Few tried their hand at the game on Thursday, however, because the patrons of the Viking were somewhat more single-minded in the pursuit of another activity — making newcomers drink rows of shots of increasingly distasteful liquor.
To be sure, the most unique thing about a bar 500 miles north of the Arctic Circle is the drink selection. Because Greenland has historically been a Danish colony, the only beers on tap are Denmark staples, the Tuborg and an amber selection called Carl’s, though U.S. bottled beers are available.
But it’s the Danish liquors that separate the Thule drink selection from bars in more hospitable climates, and descriptions of them run like a horror story.

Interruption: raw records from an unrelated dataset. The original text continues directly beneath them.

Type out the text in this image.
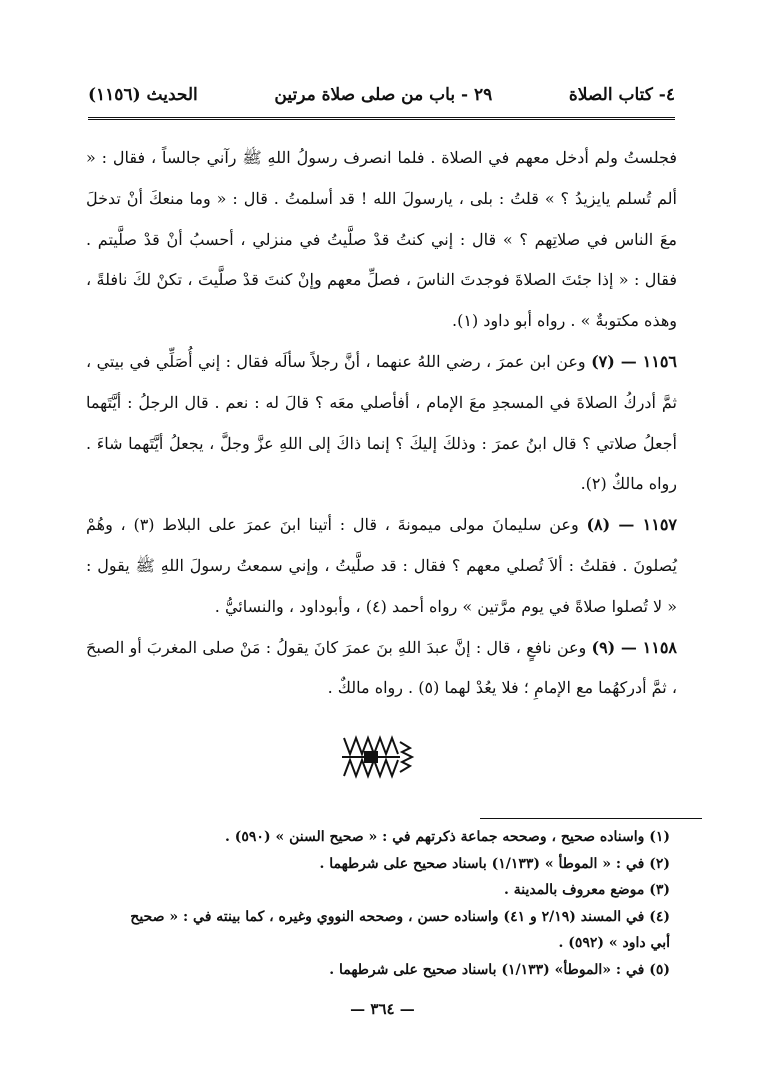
٤- كتاب الصلاة
٢٩ - باب من صلى صلاة مرتين
الحديث (١١٥٦)

فجلستُ ولم أدخل معهم في الصلاة . فلما انصرف رسولُ اللهِ ﷺ رآني جالساً ، فقال : « ألم تُسلم يايزيدُ ؟ » قلتُ : بلى ، يارسولَ الله ! قد أسلمتُ . قال : « وما منعكَ أنْ تدخلَ معَ الناس في صلاتِهم ؟ » قال : إني كنتُ قدْ صلَّيتُ في منزلي ، أحسبُ أنْ قدْ صلَّيتم . فقال : « إذا جئتَ الصلاةَ فوجدتَ الناسَ ، فصلِّ معهم وإنْ كنتَ قدْ صلَّيتَ ، تكنْ لكَ نافلةً ، وهذه مكتوبةٌ » . رواه أبو داود (١).

١١٥٦ — (٧) وعن ابن عمرَ ، رضي اللهُ عنهما ، أنَّ رجلاً سألَه فقال : إني أُصَلِّي في بيتي ، ثمَّ أدركُ الصلاةَ في المسجدِ معَ الإمام ، أفأصلي معَه ؟ قالَ له : نعم . قال الرجلُ : أيَّتَهما أجعلُ صلاتي ؟ قال ابنُ عمرَ : وذلكَ إليكَ ؟ إنما ذاكَ إلى اللهِ عزَّ وجلَّ ، يجعلُ أيَّتَهما شاءَ . رواه مالكٌ (٢).

١١٥٧ — (٨) وعن سليمانَ مولى ميمونةَ ، قال : أتينا ابنَ عمرَ على البلاط (٣) ، وهُمْ يُصلونَ . فقلتُ : ألاَ تُصلي معهم ؟ فقال : قد صلَّيتُ ، وإني سمعتُ رسولَ اللهِ ﷺ يقول : « لا تُصلوا صلاةً في يوم مرَّتين » رواه أحمد (٤) ، وأبوداود ، والنسائيُّ .

١١٥٨ — (٩) وعن نافعٍ ، قال : إنَّ عبدَ اللهِ بنَ عمرَ كانَ يقولُ : مَنْ صلى المغربَ أو الصبحَ ، ثمَّ أدركهُما مع الإمامِ ؛ فلا يعُدْ لهما (٥) . رواه مالكٌ .

(١) واسناده صحيح ، وصححه جماعة ذكرتهم في : « صحيح السنن » (٥٩٠) .

(٢) في : « الموطأ » (١/١٣٣) باسناد صحيح على شرطهما .

(٣) موضع معروف بالمدينة .

(٤) في المسند (٢/١٩ و ٤١) واسناده حسن ، وصححه النووي وغيره ، كما بينته في : « صحيح أبي داود » (٥٩٢) .

(٥) في : «الموطأ» (١/١٣٣) باسناد صحيح على شرطهما .

— ٣٦٤ —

The first was called Gajol. It comes in two varieties, blue and yellow. Both are a viscous dark liquid of identical appearance, but of distinctly different flavor — yellow is like a mouthful of fermented Good & Plenty candies, and blue’s a sinus-clearing sour concoction.
“We have a tradition in Denmark to drink schnapps,” said another man named Henrik, so it’s on to Red Aalborg, a light-brown liquor named after the town where it is distilled.
“It’s made of old potatoes,” Henrik said. It’s an esophagus-searing liquid with a bitter aftertaste.
“Smells like gasoline,” reads a scribbled note under the words, “86 proof.”
Numerous patrons lament that the Viking was out of the two most notoriously bad-tasting Thule treats Thursday night, a pair of drinks called Fisherman’s and Northern Sea Oil.
Similarly, people are waiting for Friday to delve into the most popular drink on the world’s biggest island in the planet’s northernmost American military installation. That night, patrons will dip into pitchers of orange juice, vodka and an unnamed blue mixer that are combined in an evil potion called “Green Goop,” for their entertainment.
It sounds devastating, but with 24 hours of sun and only a few roads on the base, at least it’s hard to get lost on the way home.